I have always loved period pieces- WWII, the 20’s, basically any story that can take me back to another time, I enjoy. The setting of this novel, in the height of the 1980‘s at the US’s first real awareness of AIDS, was no exception. Off that bat, one might not consider this  “period novel”. It was, after all, not that long ago, chronologically speaking. But socially, it was ages ago. It’s interesting to be thrust into that time when AIDS was just emerging and there was so much confusion and uncertainty. 
In addition to the setting, the characters are all phenomenal and very well developed. This is something I base most of my “favorites” on- character development. I loved how each of June’s family members has their own personality that unfolds throughout the story. While June is ultimately the main character, she serves as a vehicle for the others to move and grow along with the story. Through her voice and observations, we learn of her mother’s regret, her father’s sadness, and her sister’s loneliness. It is through June’s keen, wise-beyond-her-years observations that we learn of the details that make up each member of her family and ultimately how they all function together as a “normal” family, despite underlying feelings of sadness and remorse. Similarly, it is through Toby’s character that we really get to know the dead Finn. I loved this piece of writing- Finn is still a main character throughout the novel, fully developing along with the rest of the family, although he dies quite early on.

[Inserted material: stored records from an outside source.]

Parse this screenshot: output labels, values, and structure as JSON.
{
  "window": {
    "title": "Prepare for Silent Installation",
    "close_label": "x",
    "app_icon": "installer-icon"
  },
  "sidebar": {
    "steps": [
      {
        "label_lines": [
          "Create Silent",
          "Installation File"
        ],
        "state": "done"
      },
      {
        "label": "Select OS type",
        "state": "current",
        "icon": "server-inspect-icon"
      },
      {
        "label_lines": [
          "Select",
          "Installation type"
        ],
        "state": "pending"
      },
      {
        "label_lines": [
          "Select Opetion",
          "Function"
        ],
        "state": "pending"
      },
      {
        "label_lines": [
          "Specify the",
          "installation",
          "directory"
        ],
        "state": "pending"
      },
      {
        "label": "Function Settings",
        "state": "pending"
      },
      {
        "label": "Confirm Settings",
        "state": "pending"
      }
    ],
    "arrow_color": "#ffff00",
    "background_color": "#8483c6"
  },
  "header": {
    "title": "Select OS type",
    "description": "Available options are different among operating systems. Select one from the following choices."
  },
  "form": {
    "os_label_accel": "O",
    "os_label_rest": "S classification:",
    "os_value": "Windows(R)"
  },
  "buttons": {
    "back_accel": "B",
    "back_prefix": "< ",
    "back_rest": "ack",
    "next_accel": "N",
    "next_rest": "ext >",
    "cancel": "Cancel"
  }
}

The point that the author made to make the family fairly normal and functioning, despite it’s controversy, was something I really took away from this book. My initial instinct was to paint this family as dysfunctional, to give a reason behind June’s eccentricities and her sister, Greta’s loneliness. But that was not the case. They were a typical American family made up of busy accountants and scared teenagers. The main story line -June’s “wrong” love for her AIDS ridden Uncle Finn- is a provocative subject that paved the way for more typical traits of the American family: loving parents, busy and just slightly too absent to keep close enough tabs on the kids, a sad teenager putting on a brave face, and a quirky girl muddling through adolescence.  I found myself identifying with both sisters’ feelings of growing up faster than they were ready. (This was another interesting thread: both sisters ultimately in similar turmoil, but showing it in different ways.)
In the end, I was never quite sure whether or not June actually was “in love” with her uncle, in the “wrong” way, or if she just deeply loved him for the person he was and the person he made her feel she was. Ultimately, despite this being the main story line, it didn’t matter. All that mattered was that a loved family member was gone and the remaining were left to move through life without him, each person changed by Finn in some way. 

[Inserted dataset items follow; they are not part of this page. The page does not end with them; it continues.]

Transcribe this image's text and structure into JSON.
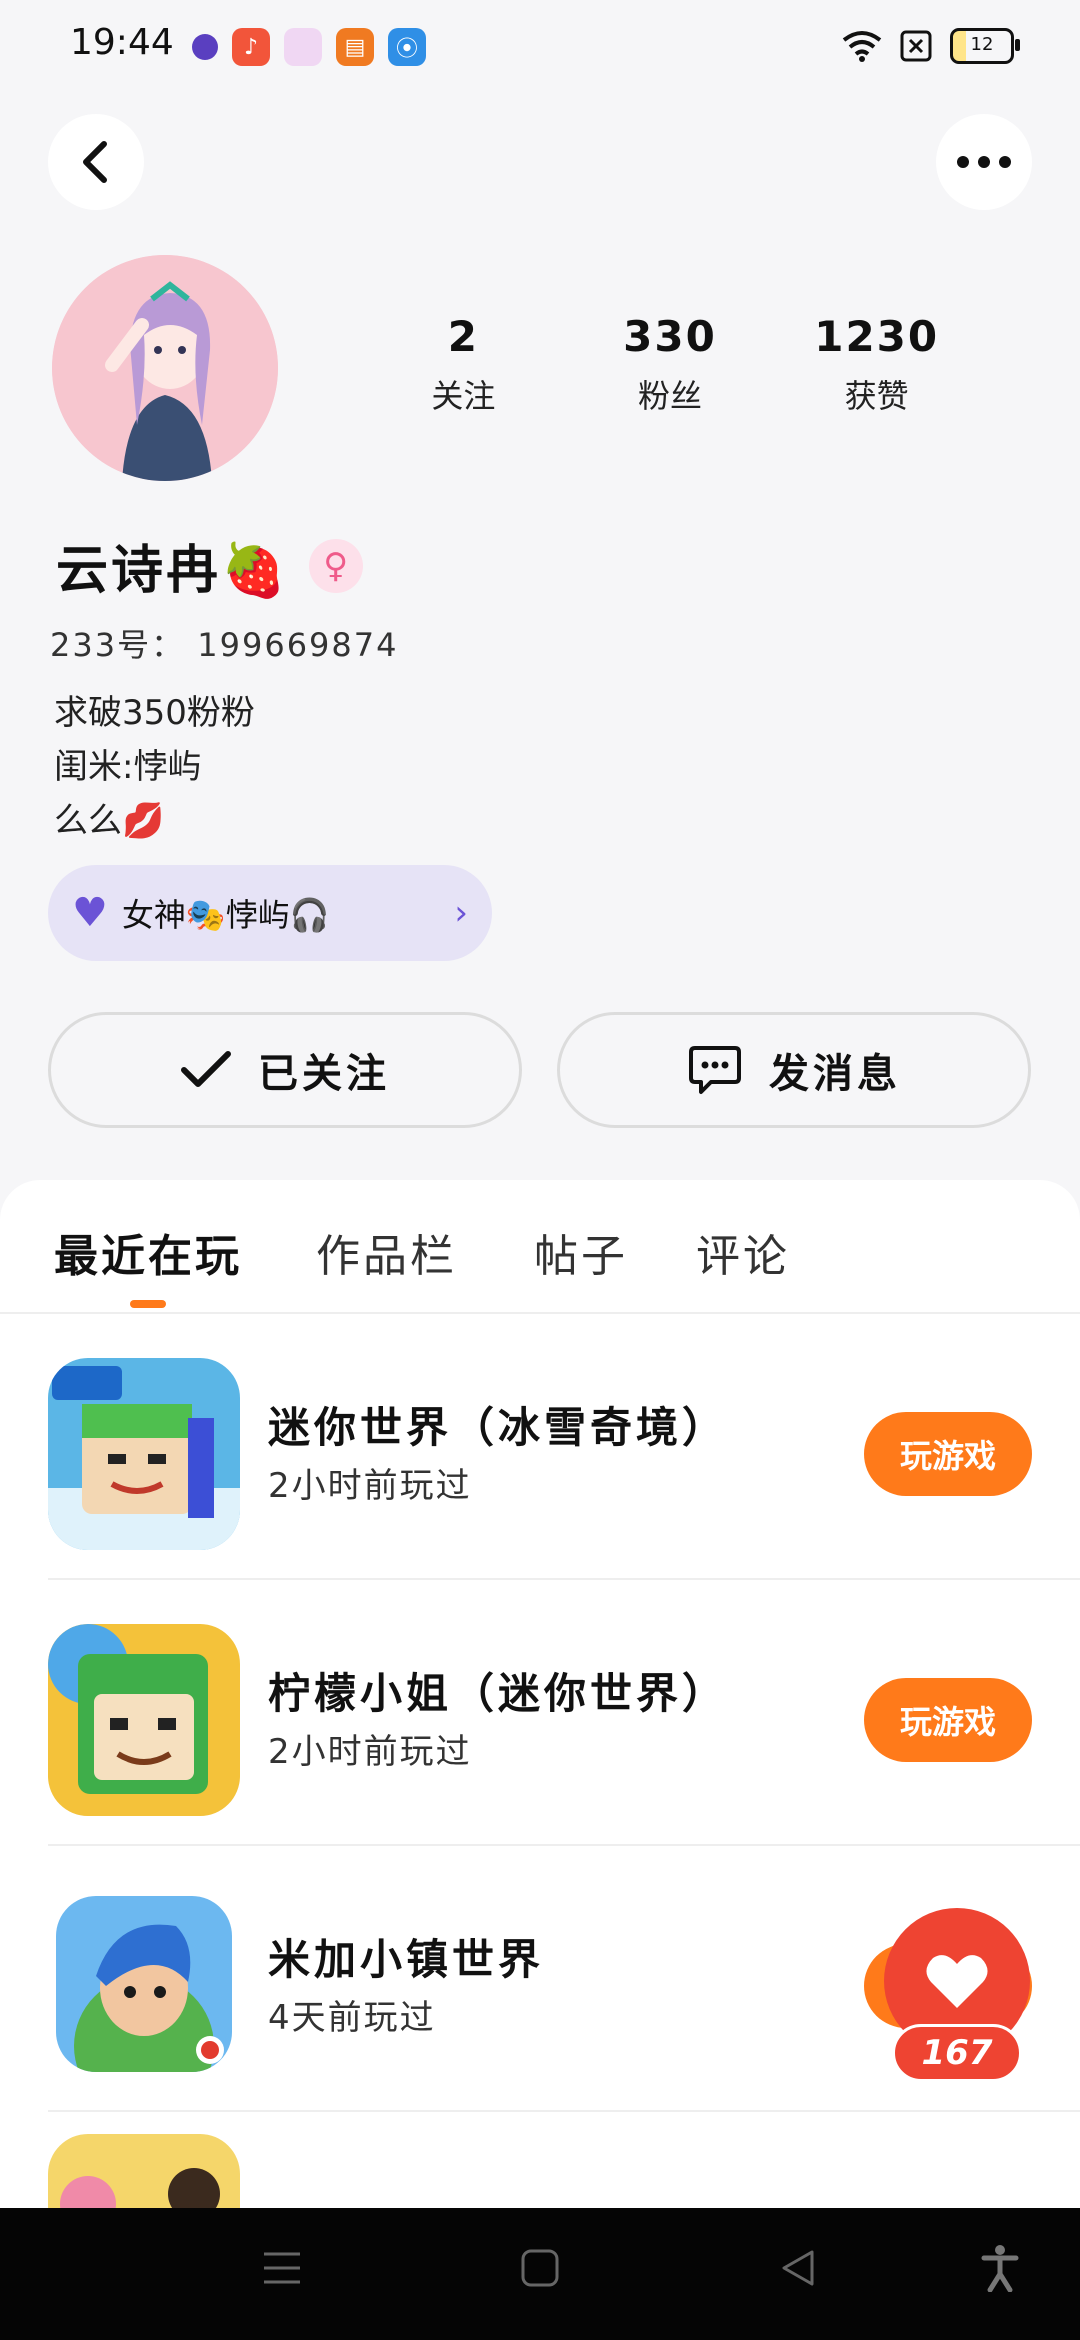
{
  "status_bar": {
    "time": "19:44",
    "battery": "12",
    "icons": [
      "app-icon-purple",
      "music-app-icon",
      "pink-app-icon",
      "book-app-icon",
      "radio-app-icon",
      "wifi-icon",
      "close-box-icon",
      "battery-icon"
    ]
  },
  "header": {
    "back_icon": "back-icon",
    "more_icon": "more-icon"
  },
  "profile": {
    "stats": [
      {
        "num": "2",
        "label": "关注"
      },
      {
        "num": "330",
        "label": "粉丝"
      },
      {
        "num": "1230",
        "label": "获赞"
      }
    ],
    "username": "云诗冉🍓",
    "gender_symbol": "♀",
    "id_line": "233号： 199669874",
    "bio_lines": [
      "求破350粉粉",
      "闺米:悖屿",
      "么么💋"
    ],
    "tag_text": "女神🎭悖屿🎧"
  },
  "actions": {
    "follow_label": "已关注",
    "message_label": "发消息"
  },
  "tabs": [
    "最近在玩",
    "作品栏",
    "帖子",
    "评论"
  ],
  "games": [
    {
      "title": "迷你世界（冰雪奇境）",
      "time": "2小时前玩过",
      "button": "玩游戏"
    },
    {
      "title": "柠檬小姐（迷你世界）",
      "time": "2小时前玩过",
      "button": "玩游戏"
    },
    {
      "title": "米加小镇世界",
      "time": "4天前玩过",
      "button": ""
    }
  ],
  "like_count": "167",
  "colors": {
    "accent": "#ff7a1a",
    "like": "#ee4432",
    "pill": "#e6e3f6"
  }
}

This is the book I have been waiting for all year. I recommend it to all. Again, I wish I had the hard-back so I could share with fellow readers. 


1 comment:

  1. The author to this book read my blog!! Here is what she posted on my facebook link:

    "Not one, but two enthusiastic Wolves reviews! Thank you (and Erin) so very much for taking the time to put down your thoughts about this book. It's so great to know that you both liked June and her world so much. Very best wishes to you both."